Scientists have uncovered a six-million-year-old chunk of ice—the oldest of its kind ever found—and it’s helping experts reconstruct the planet’s ancient climate. A new study has revealed that ice samples previously thought to be the oldest are approximately 2.7 million years old; however, a recent discovery in the Allan Hills region of Antarctica is more than double that age.

In a statement, Sarah Shackleton, lead author and assistant scientist at the Woods Hole Oceanographic Institution in Massachusetts, said: “Ice cores are like time machines that let scientists take a look at what our planet was like in the past.”

“The Allan Hills cores helped us travel much further back than we imagined possible.”

The ice and air dates back 23 million to 5.3 million years ago in the Miocene age, when the Earth was warmer, sea levels were higher, and the Earth was filled with now-extinct creatures, such as sabre-toothed cats, okapi-like giraffes, Arctic rhinos, and the first mammoths, reports Live Science.

Ms Shackleton and her colleagues discovered the ice between 2019 and 2023 in East Antarctica’s remote region. The Allan Hills ice field sits approximately 6,500 feet above sea level.

The researchers drilled 330 to 660 feet down into an ice sheet to obtain samples, which they then dated by measuring radioactive decay in the argon isotopes present in the air pockets.

They were also able to determine that the Allan Hill region has undergone a steady cooling of approximately 12C over the past six million years, according to a statement released by Oregon State University, which was also involved in the research.

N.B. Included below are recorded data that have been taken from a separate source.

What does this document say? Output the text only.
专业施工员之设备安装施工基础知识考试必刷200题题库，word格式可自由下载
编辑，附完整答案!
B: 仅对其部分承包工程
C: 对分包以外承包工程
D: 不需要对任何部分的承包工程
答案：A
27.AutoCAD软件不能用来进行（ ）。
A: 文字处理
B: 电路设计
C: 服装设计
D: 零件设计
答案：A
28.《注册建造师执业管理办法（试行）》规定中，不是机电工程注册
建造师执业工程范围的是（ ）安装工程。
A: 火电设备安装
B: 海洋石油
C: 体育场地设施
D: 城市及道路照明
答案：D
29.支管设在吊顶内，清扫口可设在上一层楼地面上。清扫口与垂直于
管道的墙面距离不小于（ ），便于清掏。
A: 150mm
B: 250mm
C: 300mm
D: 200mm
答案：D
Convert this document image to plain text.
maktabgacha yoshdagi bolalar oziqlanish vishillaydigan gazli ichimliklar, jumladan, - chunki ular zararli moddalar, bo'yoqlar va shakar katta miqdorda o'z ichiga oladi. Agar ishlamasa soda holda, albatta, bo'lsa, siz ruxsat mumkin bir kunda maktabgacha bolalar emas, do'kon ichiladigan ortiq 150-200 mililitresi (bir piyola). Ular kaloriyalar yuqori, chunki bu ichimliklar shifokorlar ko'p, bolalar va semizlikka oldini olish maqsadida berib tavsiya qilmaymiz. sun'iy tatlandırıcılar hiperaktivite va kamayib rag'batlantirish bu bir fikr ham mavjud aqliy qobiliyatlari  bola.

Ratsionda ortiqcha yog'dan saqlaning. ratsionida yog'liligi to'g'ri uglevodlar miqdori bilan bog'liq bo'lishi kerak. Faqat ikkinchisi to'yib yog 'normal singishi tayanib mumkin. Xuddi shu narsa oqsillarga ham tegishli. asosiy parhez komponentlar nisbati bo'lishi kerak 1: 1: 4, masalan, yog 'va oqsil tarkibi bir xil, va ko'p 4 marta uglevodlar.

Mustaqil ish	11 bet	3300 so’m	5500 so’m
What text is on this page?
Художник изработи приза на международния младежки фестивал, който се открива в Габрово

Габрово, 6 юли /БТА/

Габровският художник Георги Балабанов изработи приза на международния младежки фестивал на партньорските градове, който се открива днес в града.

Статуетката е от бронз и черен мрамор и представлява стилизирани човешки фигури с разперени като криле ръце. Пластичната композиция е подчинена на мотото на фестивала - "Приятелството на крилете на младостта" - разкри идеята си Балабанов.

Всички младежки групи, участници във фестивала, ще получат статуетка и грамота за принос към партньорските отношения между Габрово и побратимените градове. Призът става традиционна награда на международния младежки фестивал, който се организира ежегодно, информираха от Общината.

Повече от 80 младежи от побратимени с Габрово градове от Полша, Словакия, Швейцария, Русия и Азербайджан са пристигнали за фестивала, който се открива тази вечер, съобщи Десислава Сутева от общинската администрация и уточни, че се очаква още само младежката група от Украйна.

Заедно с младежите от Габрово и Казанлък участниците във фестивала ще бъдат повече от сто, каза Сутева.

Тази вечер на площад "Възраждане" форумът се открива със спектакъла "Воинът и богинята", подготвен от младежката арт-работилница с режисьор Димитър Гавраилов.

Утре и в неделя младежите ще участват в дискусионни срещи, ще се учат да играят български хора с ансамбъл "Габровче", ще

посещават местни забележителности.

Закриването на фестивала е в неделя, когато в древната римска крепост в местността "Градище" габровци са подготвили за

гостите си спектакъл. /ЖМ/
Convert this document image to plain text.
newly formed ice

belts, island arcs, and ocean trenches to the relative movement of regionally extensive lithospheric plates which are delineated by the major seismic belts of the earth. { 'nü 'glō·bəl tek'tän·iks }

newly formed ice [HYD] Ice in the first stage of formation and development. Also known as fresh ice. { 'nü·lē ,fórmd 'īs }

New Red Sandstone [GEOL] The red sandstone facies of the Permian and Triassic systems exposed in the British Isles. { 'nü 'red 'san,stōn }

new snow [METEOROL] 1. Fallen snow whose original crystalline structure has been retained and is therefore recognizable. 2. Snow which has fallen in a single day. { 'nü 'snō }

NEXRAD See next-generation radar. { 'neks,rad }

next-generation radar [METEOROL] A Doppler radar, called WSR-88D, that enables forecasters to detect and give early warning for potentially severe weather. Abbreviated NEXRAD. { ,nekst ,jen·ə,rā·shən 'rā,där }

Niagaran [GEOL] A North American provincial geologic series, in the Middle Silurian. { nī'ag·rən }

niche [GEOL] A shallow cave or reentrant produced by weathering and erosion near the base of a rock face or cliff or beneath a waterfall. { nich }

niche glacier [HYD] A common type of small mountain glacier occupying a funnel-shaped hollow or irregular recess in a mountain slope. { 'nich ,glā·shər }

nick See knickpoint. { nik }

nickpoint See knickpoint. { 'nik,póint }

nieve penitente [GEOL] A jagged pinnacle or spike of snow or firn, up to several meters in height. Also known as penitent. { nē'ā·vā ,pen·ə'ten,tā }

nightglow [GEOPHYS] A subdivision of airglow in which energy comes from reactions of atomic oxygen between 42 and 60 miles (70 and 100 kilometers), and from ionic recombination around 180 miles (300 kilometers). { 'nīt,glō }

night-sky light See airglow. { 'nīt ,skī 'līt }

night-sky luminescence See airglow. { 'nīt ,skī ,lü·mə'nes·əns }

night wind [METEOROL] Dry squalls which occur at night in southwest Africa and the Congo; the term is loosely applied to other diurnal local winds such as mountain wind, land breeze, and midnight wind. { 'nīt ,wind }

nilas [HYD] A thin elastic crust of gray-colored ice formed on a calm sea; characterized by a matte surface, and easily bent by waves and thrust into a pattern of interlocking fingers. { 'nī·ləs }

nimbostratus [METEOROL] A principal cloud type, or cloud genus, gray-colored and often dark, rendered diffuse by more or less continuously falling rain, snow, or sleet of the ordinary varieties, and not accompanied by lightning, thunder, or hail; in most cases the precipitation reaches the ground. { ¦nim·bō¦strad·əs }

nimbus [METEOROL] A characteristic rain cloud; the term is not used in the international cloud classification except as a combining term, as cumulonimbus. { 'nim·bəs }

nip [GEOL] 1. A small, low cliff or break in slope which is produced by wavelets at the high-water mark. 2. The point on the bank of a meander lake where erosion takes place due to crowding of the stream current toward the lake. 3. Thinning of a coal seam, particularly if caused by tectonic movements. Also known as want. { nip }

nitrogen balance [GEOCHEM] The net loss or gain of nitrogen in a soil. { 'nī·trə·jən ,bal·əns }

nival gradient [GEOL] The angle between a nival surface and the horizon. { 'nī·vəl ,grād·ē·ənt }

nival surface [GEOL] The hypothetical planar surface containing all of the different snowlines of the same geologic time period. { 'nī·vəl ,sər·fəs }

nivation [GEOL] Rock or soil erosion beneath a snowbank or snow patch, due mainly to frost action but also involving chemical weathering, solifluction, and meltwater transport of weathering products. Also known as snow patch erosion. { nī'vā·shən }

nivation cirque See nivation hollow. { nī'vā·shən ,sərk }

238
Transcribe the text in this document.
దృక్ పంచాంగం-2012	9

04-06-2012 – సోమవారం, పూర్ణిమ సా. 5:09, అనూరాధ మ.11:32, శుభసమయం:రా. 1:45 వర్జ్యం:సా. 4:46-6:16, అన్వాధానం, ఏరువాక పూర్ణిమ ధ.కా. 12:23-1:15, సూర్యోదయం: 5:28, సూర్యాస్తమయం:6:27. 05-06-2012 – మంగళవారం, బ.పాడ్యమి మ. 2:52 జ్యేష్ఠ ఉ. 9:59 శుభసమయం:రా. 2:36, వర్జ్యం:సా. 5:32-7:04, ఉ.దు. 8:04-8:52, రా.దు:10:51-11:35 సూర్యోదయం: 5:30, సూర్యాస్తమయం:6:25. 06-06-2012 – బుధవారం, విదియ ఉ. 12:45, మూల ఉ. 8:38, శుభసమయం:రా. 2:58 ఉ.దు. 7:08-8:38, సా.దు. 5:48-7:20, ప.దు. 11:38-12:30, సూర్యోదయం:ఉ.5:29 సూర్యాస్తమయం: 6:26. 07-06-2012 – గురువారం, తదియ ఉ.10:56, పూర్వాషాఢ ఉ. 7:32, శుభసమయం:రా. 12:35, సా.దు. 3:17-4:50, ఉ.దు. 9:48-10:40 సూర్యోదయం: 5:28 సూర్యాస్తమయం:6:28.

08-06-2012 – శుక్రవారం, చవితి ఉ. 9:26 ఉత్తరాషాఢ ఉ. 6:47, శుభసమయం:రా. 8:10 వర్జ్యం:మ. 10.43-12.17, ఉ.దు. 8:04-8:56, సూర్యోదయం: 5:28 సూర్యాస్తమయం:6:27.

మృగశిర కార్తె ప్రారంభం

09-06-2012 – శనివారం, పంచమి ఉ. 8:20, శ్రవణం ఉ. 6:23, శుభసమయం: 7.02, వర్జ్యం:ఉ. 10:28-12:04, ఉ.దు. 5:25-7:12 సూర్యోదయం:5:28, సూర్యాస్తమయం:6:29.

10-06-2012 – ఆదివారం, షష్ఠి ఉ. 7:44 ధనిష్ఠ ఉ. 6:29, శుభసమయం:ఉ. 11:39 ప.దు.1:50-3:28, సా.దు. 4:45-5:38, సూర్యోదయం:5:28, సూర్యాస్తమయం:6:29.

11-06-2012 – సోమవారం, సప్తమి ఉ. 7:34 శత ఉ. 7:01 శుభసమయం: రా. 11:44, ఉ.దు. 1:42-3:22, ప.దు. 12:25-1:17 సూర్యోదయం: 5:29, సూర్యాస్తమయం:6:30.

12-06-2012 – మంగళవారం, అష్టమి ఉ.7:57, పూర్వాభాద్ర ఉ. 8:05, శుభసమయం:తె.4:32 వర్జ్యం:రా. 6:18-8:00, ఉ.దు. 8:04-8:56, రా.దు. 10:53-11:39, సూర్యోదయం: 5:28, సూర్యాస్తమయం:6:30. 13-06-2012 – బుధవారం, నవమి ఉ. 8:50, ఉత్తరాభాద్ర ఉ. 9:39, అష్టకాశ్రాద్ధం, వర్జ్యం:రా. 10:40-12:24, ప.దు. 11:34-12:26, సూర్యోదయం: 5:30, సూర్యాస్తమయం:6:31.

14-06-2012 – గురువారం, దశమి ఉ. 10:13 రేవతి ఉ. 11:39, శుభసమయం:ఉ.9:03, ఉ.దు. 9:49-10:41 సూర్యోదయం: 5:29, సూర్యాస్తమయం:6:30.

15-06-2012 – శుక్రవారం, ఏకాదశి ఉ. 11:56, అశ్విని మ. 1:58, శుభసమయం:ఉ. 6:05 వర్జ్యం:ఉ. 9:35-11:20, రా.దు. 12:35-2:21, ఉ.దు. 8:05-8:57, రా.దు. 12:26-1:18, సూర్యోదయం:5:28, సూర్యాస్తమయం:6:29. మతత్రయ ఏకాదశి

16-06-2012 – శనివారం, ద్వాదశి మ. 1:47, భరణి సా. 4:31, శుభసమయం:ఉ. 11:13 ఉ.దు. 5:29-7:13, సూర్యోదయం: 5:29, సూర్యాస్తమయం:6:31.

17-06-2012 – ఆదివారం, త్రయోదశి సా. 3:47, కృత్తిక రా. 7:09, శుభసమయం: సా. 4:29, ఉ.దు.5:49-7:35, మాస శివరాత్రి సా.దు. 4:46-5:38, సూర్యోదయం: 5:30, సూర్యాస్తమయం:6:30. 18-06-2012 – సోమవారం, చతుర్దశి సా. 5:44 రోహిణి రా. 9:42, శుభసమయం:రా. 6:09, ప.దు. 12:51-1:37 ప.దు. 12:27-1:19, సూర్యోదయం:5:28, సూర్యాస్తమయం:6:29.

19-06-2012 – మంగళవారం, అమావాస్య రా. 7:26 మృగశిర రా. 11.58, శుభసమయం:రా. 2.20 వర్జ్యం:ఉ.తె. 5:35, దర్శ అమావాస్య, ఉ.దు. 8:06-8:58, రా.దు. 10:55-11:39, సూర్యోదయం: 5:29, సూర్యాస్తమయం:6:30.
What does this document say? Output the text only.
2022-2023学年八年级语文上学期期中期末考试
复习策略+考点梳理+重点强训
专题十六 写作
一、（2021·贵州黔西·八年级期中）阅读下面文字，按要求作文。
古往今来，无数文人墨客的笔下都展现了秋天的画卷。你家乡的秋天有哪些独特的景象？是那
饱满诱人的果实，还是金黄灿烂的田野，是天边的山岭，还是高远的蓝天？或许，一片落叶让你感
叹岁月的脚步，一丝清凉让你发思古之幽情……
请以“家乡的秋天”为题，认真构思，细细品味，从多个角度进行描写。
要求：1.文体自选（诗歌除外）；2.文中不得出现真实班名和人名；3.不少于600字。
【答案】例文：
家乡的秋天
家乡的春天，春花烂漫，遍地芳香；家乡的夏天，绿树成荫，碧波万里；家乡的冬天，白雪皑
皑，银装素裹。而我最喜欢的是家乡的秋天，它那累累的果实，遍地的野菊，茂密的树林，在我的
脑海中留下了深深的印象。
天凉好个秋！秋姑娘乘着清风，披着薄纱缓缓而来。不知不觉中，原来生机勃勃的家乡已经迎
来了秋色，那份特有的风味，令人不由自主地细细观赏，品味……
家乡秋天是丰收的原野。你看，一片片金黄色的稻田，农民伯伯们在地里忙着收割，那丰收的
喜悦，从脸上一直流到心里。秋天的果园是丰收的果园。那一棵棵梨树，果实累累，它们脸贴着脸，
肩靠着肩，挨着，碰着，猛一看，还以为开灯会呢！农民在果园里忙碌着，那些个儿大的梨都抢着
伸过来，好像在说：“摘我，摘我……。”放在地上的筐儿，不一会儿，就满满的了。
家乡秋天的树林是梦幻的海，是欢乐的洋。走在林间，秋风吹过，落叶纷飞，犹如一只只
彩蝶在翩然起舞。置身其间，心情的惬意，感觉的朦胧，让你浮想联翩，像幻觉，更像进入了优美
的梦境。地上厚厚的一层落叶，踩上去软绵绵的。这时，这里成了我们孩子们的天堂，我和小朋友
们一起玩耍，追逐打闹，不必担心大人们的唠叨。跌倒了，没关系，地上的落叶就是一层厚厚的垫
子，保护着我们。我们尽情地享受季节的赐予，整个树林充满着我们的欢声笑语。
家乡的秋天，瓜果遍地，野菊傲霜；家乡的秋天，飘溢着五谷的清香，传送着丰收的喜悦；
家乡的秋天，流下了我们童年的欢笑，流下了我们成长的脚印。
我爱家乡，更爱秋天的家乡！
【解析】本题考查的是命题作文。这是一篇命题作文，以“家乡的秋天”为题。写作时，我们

Antarctica and the Earth as a whole have steadily cooled over recent millennia. However, global temperatures are increasing rapidly as a result of the release of large amounts of heat-trapping greenhouse gases into the atmosphere.

The authors of the new study have shared that by investigating the ice cores, they were able to decipher ancient levels of greenhouse gases and ocean warming, allowing them to better understand the natural drivers of climate change throughout Earth’s history.